Finita male quella stagione di lotte, gli indigeni rivolsero l’attenzione verso le loro stesse comunità, per capire come migliorarne le condizioni di vita. Un attivismo che l’antropologo e nativo David Treuer ha definito capitalismo tribale, osservando: “solitamente si guarda alle riserve come a luoghi di squallore e miseria mista a folklore per turisti in cerca di emozioni, e molte riserve sono ancora tutto questo. Ma sono anche luoghi contraddittori dove, accanto a chi vive in maniera tradizionale, si sviluppano le attività economiche più imprevedibili”. E non c’è gruppo tribale che non abbia il suo sito promozionale: gli indiani del duemila navigano nella rete, come tutti.

Però, dagli anni Settanta, gli indiani non facevano notizia. Per questo i fatti di Standing Rock hanno sorpreso tutti: quella protesta non ha precedenti nella storia recente. In primavera poche decine di giovani sioux si erano accampati al confine della riserva per impedire i lavori e nell’autunno quel campo ospitava già quindicimila persone, fra rappresentanti di oltre trecento tribù, attivisti di organizzazioni per la difesa dei diritti umani e semplici cittadini, arrivati da ogni parte del paese per sostenere quella lotta. La piattaforma politica ha finito per inglobare la questione climatica, la critica al modello di sviluppo e la denuncia dell’impatto ambientale dei mega-progetti. Tra spiritualità indigena e rivendicazioni politiche i guardiani e le guardiane dell’acqua hanno saputo suscitare la simpatia di migliaia di americani e fatto germogliare un nuovo movimento ambientalista ben oltre i confini della remota riserva.
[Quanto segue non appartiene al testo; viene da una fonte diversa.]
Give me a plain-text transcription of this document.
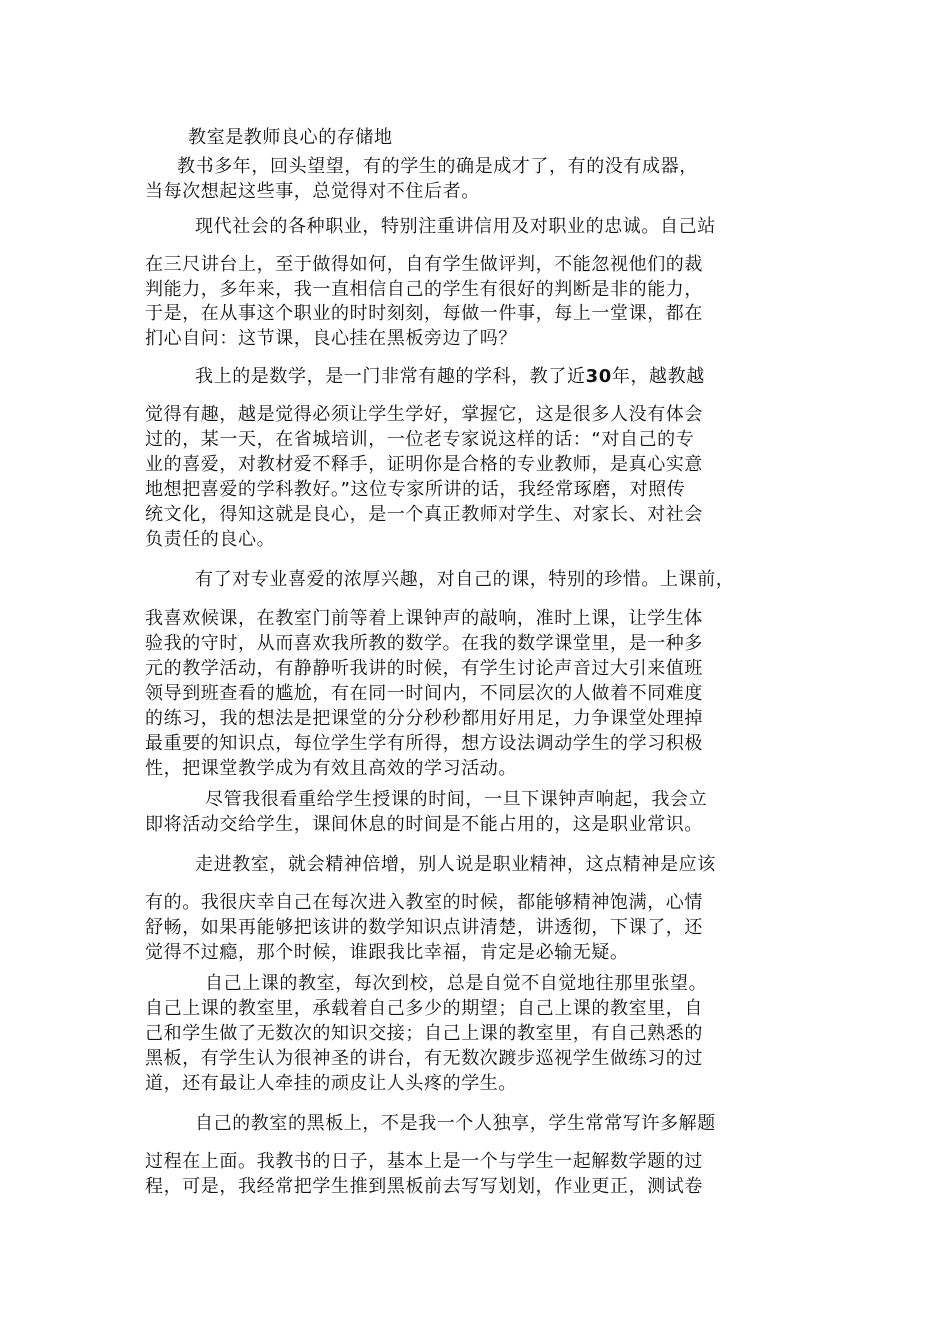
教室是教师良心的存储地
教书多年，回头望望，有的学生的确是成才了，有的没有成器，
当每次想起这些事，总觉得对不住后者。
现代社会的各种职业，特别注重讲信用及对职业的忠诚。自己站
在三尺讲台上，至于做得如何，自有学生做评判，不能忽视他们的裁
判能力，多年来，我一直相信自己的学生有很好的判断是非的能力，
于是，在从事这个职业的时时刻刻，每做一件事，每上一堂课，都在
扪心自问：这节课，良心挂在黑板旁边了吗？
我上的是数学，是一门非常有趣的学科，教了近30年，越教越
觉得有趣，越是觉得必须让学生学好，掌握它，这是很多人没有体会
过的，某一天，在省城培训，一位老专家说这样的话：“对自己的专
业的喜爱，对教材爱不释手，证明你是合格的专业教师，是真心实意
地想把喜爱的学科教好。”这位专家所讲的话，我经常琢磨，对照传
统文化，得知这就是良心，是一个真正教师对学生、对家长、对社会
负责任的良心。
有了对专业喜爱的浓厚兴趣，对自己的课，特别的珍惜。上课前，
我喜欢候课，在教室门前等着上课钟声的敲响，准时上课，让学生体
验我的守时，从而喜欢我所教的数学。在我的数学课堂里，是一种多
元的教学活动，有静静听我讲的时候，有学生讨论声音过大引来值班
领导到班查看的尴尬，有在同一时间内，不同层次的人做着不同难度
的练习，我的想法是把课堂的分分秒秒都用好用足，力争课堂处理掉
最重要的知识点，每位学生学有所得，想方设法调动学生的学习积极
性，把课堂教学成为有效且高效的学习活动。
尽管我很看重给学生授课的时间，一旦下课钟声响起，我会立
即将活动交给学生，课间休息的时间是不能占用的，这是职业常识。
走进教室，就会精神倍增，别人说是职业精神，这点精神是应该
有的。我很庆幸自己在每次进入教室的时候，都能够精神饱满，心情
舒畅，如果再能够把该讲的数学知识点讲清楚，讲透彻，下课了，还
觉得不过瘾，那个时候，谁跟我比幸福，肯定是必输无疑。
自己上课的教室，每次到校，总是自觉不自觉地往那里张望。
自己上课的教室里，承载着自己多少的期望；自己上课的教室里，自
己和学生做了无数次的知识交接；自己上课的教室里，有自己熟悉的
黑板，有学生认为很神圣的讲台，有无数次踱步巡视学生做练习的过
道，还有最让人牵挂的顽皮让人头疼的学生。
自己的教室的黑板上，不是我一个人独享，学生常常写许多解题
过程在上面。我教书的日子，基本上是一个与学生一起解数学题的过
程，可是，我经常把学生推到黑板前去写写划划，作业更正，测试卷
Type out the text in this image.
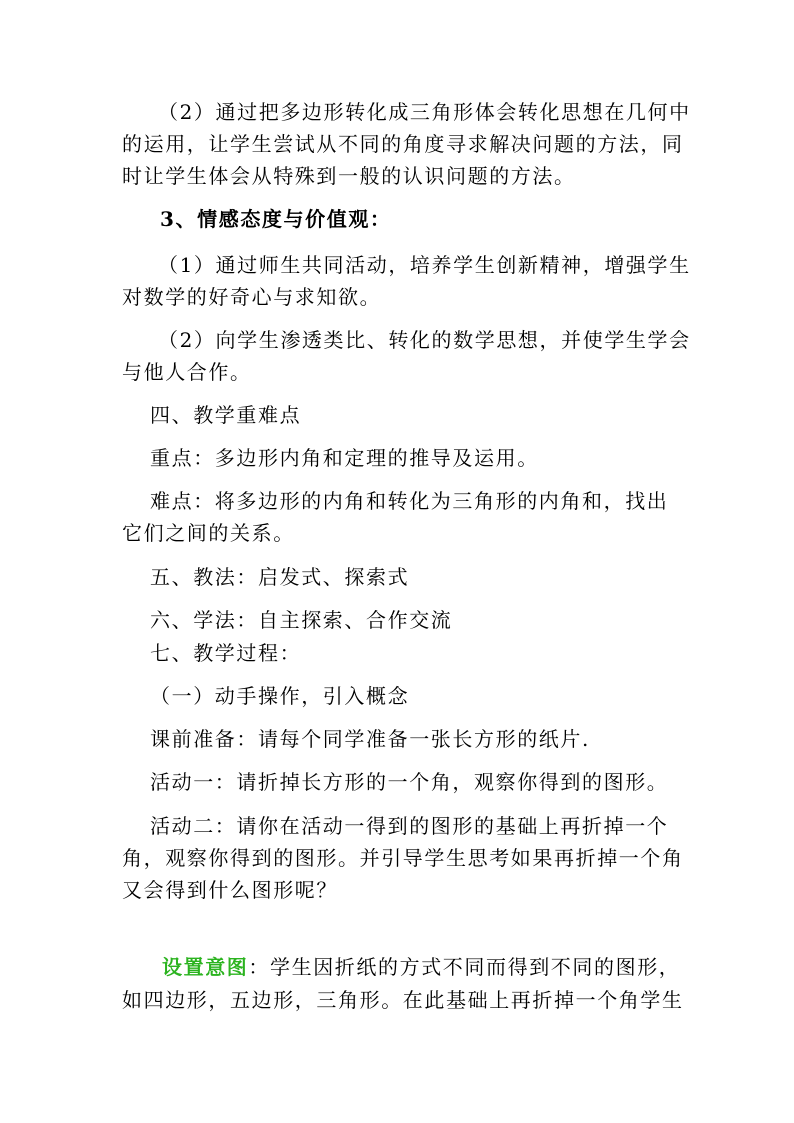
（2）通过把多边形转化成三角形体会转化思想在几何中
的运用，让学生尝试从不同的角度寻求解决问题的方法，同
时让学生体会从特殊到一般的认识问题的方法。
3、情感态度与价值观：
（1）通过师生共同活动，培养学生创新精神，增强学生
对数学的好奇心与求知欲。
（2）向学生渗透类比、转化的数学思想，并使学生学会
与他人合作。
四、教学重难点
重点：多边形内角和定理的推导及运用。
难点：将多边形的内角和转化为三角形的内角和，找出
它们之间的关系。
五、教法：启发式、探索式
六、学法：自主探索、合作交流
七、教学过程：
（一）动手操作，引入概念
课前准备：请每个同学准备一张长方形的纸片.
活动一：请折掉长方形的一个角，观察你得到的图形。
活动二：请你在活动一得到的图形的基础上再折掉一个
角，观察你得到的图形。并引导学生思考如果再折掉一个角
又会得到什么图形呢？
设置意图：学生因折纸的方式不同而得到不同的图形，
如四边形，五边形，三角形。在此基础上再折掉一个角学生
La storia è finita male. La repressione è stata fortissima ed i pacifici sioux hanno dovuto cedere alla brutalità del potere. Molti si sono interrogati su quella sconfitta, chiedendosi se tutto non fosse stato invano. Forse non lo è stato, perché quella lotta ha ispirato molti. In tutti gli Stati Uniti varie comunità alle prese con mega progetti infrastrutturali o con il fracking hanno lanciato campagne ispirate a quella di Standing Rock. Nelle riserve si assiste a un nuovo protagonismo dei giovani, soprattutto delle donne e si sono consolidati nuovi rapporti fra gruppi tribali e movimenti per i diritti civili. Tutto ciò è nato grazie a quella lotta e il futuro potrebbe riservare interessanti sorprese se fra i giovani indiani prendesse il sopravvento un nuovo movimento comunitario intertribale, ispirato alla resistenza di Standing Rock. La rinascita della morente democrazia americana potrebbe essere ispirata proprio dai discendenti di Cavallo Pazzo.